Il cardinale Raniero Cantalamessa, frate cappuccino e figura di spicco nel panorama ecclesiale contemporaneo, ha dedicato decenni al servizio della predicazione e della formazione spirituale. La sua opera si inserisce in una lunga tradizione di accompagnamento dei pastori della Chiesa, culminata in un vasto impegno che attraversa i pontificati di San Giovanni Paolo II, Benedetto XVI e Papa Francesco.

Percorso biografico e ministero
Nato in provincia di Ascoli Piceno, Raniero Cantalamessa ha un solido background accademico: laureato in Teologia e in Lettere classiche, è stato professore di Storia delle origini cristiane presso l’Università Cattolica di Milano e membro della Commissione Teologica Internazionale. Nel 1979 ha lasciato l'insegnamento universitario per dedicarsi interamente alla predicazione.
Dal 1980, su nomina di San Giovanni Paolo II, ricopre l'incarico di Predicatore della Casa Pontificia. Nel concistoro del 28 novembre 2020, Papa Francesco lo ha creato cardinale, riconoscendo il suo contributo alla Chiesa e all'unità dei cristiani. Oltre all'intensa attività di predicazione, ha condotto per 14 anni il programma di cultura religiosa “Le ragioni della speranza” su RAI 1.
Gli Esercizi Spirituali: "Stare con Gesù e andare a predicare"
Il cuore dell'insegnamento di Cantalamessa risiede nella proposta di esercizi spirituali profondamente radicati nel Vangelo. Il riferimento costante è il brano di Marco: «Ne costituì Dodici che chiamò apostoli, perché stessero con lui e per mandarli a predicare» (Mc 3, 14).
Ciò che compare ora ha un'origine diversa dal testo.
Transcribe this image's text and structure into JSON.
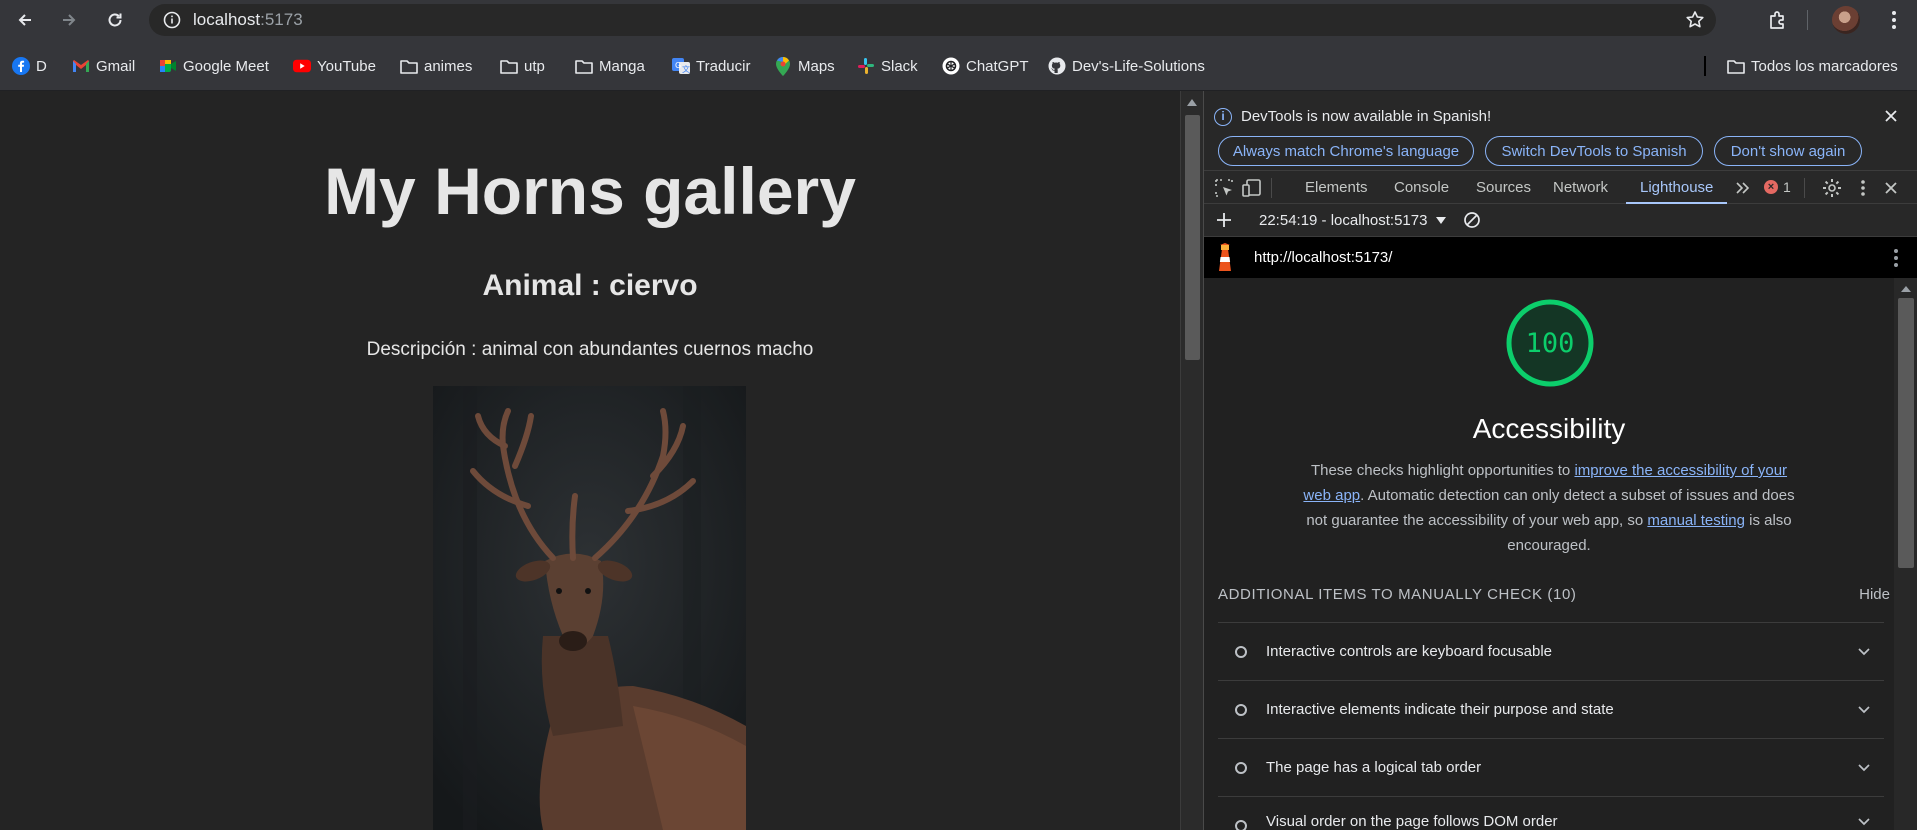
{
  "browser": {
    "url_host": "localhost",
    "url_port": ":5173"
  },
  "bookmarks": [
    {
      "label": "D",
      "icon": "facebook-icon"
    },
    {
      "label": "Gmail",
      "icon": "gmail-icon"
    },
    {
      "label": "Google Meet",
      "icon": "google-meet-icon"
    },
    {
      "label": "YouTube",
      "icon": "youtube-icon"
    },
    {
      "label": "animes",
      "icon": "folder-icon"
    },
    {
      "label": "utp",
      "icon": "folder-icon"
    },
    {
      "label": "Manga",
      "icon": "folder-icon"
    },
    {
      "label": "Traducir",
      "icon": "translate-icon"
    },
    {
      "label": "Maps",
      "icon": "maps-icon"
    },
    {
      "label": "Slack",
      "icon": "slack-icon"
    },
    {
      "label": "ChatGPT",
      "icon": "chatgpt-icon"
    },
    {
      "label": "Dev's-Life-Solutions",
      "icon": "github-icon"
    }
  ],
  "all_bookmarks_label": "Todos los marcadores",
  "page": {
    "title": "My Horns gallery",
    "animal": "Animal : ciervo",
    "description": "Descripción : animal con abundantes cuernos macho"
  },
  "devtools": {
    "infobar": {
      "message": "DevTools is now available in Spanish!",
      "btn_match": "Always match Chrome's language",
      "btn_switch": "Switch DevTools to Spanish",
      "btn_dont_show": "Don't show again"
    },
    "tabs": [
      "Elements",
      "Console",
      "Sources",
      "Network",
      "Lighthouse"
    ],
    "active_tab": "Lighthouse",
    "error_count": "1",
    "report_selector": "22:54:19 - localhost:5173",
    "report_url": "http://localhost:5173/",
    "lighthouse": {
      "score": "100",
      "score_fraction": 1.0,
      "score_color": "#0cce6b",
      "category": "Accessibility",
      "desc_1": "These checks highlight opportunities to ",
      "link_1": "improve the accessibility of your web app",
      "desc_2": ". Automatic detection can only detect a subset of issues and does not guarantee the accessibility of your web app, so ",
      "link_2": "manual testing",
      "desc_3": " is also encouraged.",
      "manual_heading": "ADDITIONAL ITEMS TO MANUALLY CHECK (10)",
      "hide_label": "Hide",
      "audits": [
        "Interactive controls are keyboard focusable",
        "Interactive elements indicate their purpose and state",
        "The page has a logical tab order",
        "Visual order on the page follows DOM order"
      ]
    }
  }
}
Da questo versetto emerge la struttura duale dell'azione pastorale:
- Santificazione personale: imparare a «stare con Gesù».
- Azione pastorale: «andare a predicare», nutrendo i fedeli e cercando chi si è allontanato.

Metodologia e finalità
Per il cardinale, lo scopo essenziale di un corso di esercizi è rinnovare l'incontro personale con Gesù nello Spirito Santo. Le sue meditazioni hanno un carattere kerigmatico, poiché fanno leva sulla grazia di Dio accolta nella fede, piuttosto che su un approccio puramente ascetico o volontaristico. Il materiale proposto, spesso raccolto in volumi come "Pastori e Pescatori", funge da manuale utile non solo per vescovi, sacerdoti e religiosi, ma anche per i laici desiderosi di approfondire la propria vita spirituale.
Un esempio concreto dell'efficacia di questo percorso è il ritiro tenuto per i vescovi americani a Chicago nel 2019, richiesto direttamente da Papa Francesco per offrire luce e forza in un momento di difficoltà della Chiesa. Anche a livello locale, come accaduto nel ritiro diocesano a Caltagirone, il predicatore ha affiancato alle meditazioni una catechesi mistagogica sull’Eucaristia, strutturata sui tre momenti della liturgia della Parola, della liturgia eucaristica e della comunione.
Struttura di una giornata di ritiro
Il metodo di Cantalamessa prevede una scansione precisa per favorire il distacco dalle ansie quotidiane, seguendo il consiglio contenuto nel trattato La nube della non conoscenza:
- Lectio Divina: per fondare la giornata sulla parola diretta di Gesù.
- Meditazioni: una al mattino e una al pomeriggio.
- Conclusione: un'ora eucaristica o mariana.
Il percorso prevede inoltre momenti specifici per la riconciliazione e la preghiera di guarigione, trasformando il tempo di ritiro in un vero "stacco" dalla rissa delle lingue per ascoltare la voce del Signore.
VENI CREATOR SPIRITUS - Giovanni Vianini
Risorse e approfondimenti
Il pensiero di Cantalamessa è ampiamente disponibile attraverso numerose pubblicazioni tradotte in diverse lingue. Il suo impegno si riflette anche nello stemma cardinalizio, che reca il motto "Veni Creator Spiritus". Molte delle sue conferenze, i sermoni di Avvento e Quaresima sono accessibili online sui portali ufficiali, come quello di CHARIS, a testimonianza di una vita spesa al servizio della Parola e dell'unità della Chiesa.